Gentil hasta el detalle. Lo sabía todo. Conocía todo. Generoso hasta el cansancio. La última vez lo acompañaban dos perros a los que también les hablaba, y a ratos llegaba el extravío porque había un diálogo múltiple; él nunca estaba quieto.

Perder a seres amados es cruel con los sentimientos que afloran para reclamarle a la vida y negar la muerte. Esto de irse, sin embargo, es solo para los que se olvidan, porque mientras los pensamientos hagan su conjuro y revuelvan nostalgias, todos volvemos a estar juntos.

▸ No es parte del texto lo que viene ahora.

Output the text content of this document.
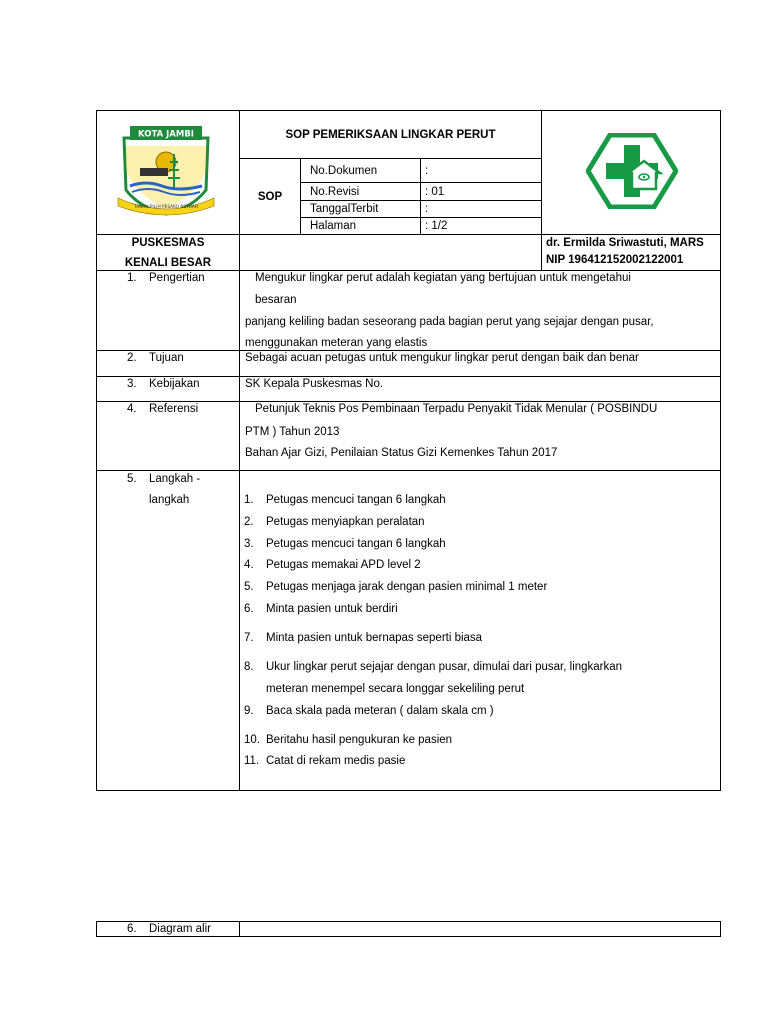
KOTA JAMBI
TANAH PILIH PESAKO BETUAH
SOP PEMERIKSAAN LINGKAR PERUT
SOP
No.Dokumen	:
No.Revisi	: 01
TanggalTerbit	:
Halaman	: 1/2
PUSKESMAS
KENALI BESAR
dr. Ermilda Sriwastuti, MARS
NIP 196412152002122001
1. Pengertian	Mengukur lingkar perut adalah kegiatan yang bertujuan untuk mengetahui
besaran
panjang keliling badan seseorang pada bagian perut yang sejajar dengan pusar,
menggunakan meteran yang elastis
2. Tujuan	Sebagai acuan petugas untuk mengukur lingkar perut dengan baik dan benar
3. Kebijakan	SK Kepala Puskesmas No.
4. Referensi	Petunjuk Teknis Pos Pembinaan Terpadu Penyakit Tidak Menular ( POSBINDU
PTM ) Tahun 2013
Bahan Ajar Gizi, Penilaian Status Gizi Kemenkes Tahun 2017
5. Langkah -
langkah	1. Petugas mencuci tangan 6 langkah
2. Petugas menyiapkan peralatan
3. Petugas mencuci tangan 6 langkah
4. Petugas memakai APD level 2
5. Petugas menjaga jarak dengan pasien minimal 1 meter
6. Minta pasien untuk berdiri
7. Minta pasien untuk bernapas seperti biasa
8. Ukur lingkar perut sejajar dengan pusar, dimulai dari pusar, lingkarkan
meteran menempel secara longgar sekeliling perut
9. Baca skala pada meteran ( dalam skala cm )
10. Beritahu hasil pengukuran ke pasien
11. Catat di rekam medis pasie
6. Diagram alir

Entonces los amigos no se van, ¡no!

Hombre de derecho, litigante, abogado de soluciones conciliadoras y exactas. Ahí era donde mejor estaba. Ese era Fayoya, o como decía mi padre: “el amigo al que siempre se escucha, tenga o no razón”.

A veces disperso, desordenado, agradable. Me dicen que fue bailador en sus buenos tiempos. Lo imagino queriéndole ganar a un pasodoble, y en verdad puede que así fuera. Intercambiamos temas profundos de los que aprendí, libros y esas referidas notitas en las que me habría perdido a no ser por su buena memoria.

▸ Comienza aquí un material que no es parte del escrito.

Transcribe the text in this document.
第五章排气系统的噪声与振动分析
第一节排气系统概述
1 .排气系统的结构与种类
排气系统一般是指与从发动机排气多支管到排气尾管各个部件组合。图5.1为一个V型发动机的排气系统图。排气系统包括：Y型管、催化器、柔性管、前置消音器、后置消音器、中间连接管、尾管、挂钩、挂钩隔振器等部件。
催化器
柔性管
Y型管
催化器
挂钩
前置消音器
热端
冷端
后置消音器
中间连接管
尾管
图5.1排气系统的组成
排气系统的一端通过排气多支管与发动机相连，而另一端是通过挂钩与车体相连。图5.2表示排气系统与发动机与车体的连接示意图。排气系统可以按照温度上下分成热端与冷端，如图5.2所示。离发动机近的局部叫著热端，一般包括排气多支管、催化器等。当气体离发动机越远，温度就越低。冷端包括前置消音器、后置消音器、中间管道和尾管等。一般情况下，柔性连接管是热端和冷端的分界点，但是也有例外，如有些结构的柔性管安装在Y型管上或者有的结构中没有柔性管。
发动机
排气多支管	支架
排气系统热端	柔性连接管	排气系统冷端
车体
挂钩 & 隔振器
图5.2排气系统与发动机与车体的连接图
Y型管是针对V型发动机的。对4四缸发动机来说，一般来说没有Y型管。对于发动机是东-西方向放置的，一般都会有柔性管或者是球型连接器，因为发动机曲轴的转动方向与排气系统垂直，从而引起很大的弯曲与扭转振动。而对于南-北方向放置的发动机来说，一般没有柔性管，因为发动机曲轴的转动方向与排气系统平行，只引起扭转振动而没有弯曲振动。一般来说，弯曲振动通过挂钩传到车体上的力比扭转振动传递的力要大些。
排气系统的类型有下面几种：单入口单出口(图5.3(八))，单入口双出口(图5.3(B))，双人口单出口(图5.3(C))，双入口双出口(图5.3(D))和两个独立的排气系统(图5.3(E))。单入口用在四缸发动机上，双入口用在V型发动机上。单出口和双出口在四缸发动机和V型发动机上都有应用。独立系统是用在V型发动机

Me unía a él, a su esposa e hija, la amistad respetuosa a la que llegué por otros buenos amigos. Los abrazo a todos, y desde este sabor amargo que se aloja en el vacío, mi respeto por su dolor, con el que se aprende a vivir más allá de la desolación inexplicable de la ausencia definitiva.

En ocasiones no le permitimos al tiempo ese diálogo necesario con la vida porque creemos que todo está bien. Recuerdo su rostro de la última vez y me parece que eso expresaba. Así era él: despreocupado, descomplicado. Es entonces cuando tiene más sentido aquello de que, a los amigos, se los quiere amigos, no seres perfectos.

Ya no nos veremos. No hubo despedida porque nunca se piensa en ella. Y eso es de lo que carecemos los humanos imperfectos. Gracias, entonces, a esa perfecta imperfección, Fayoya.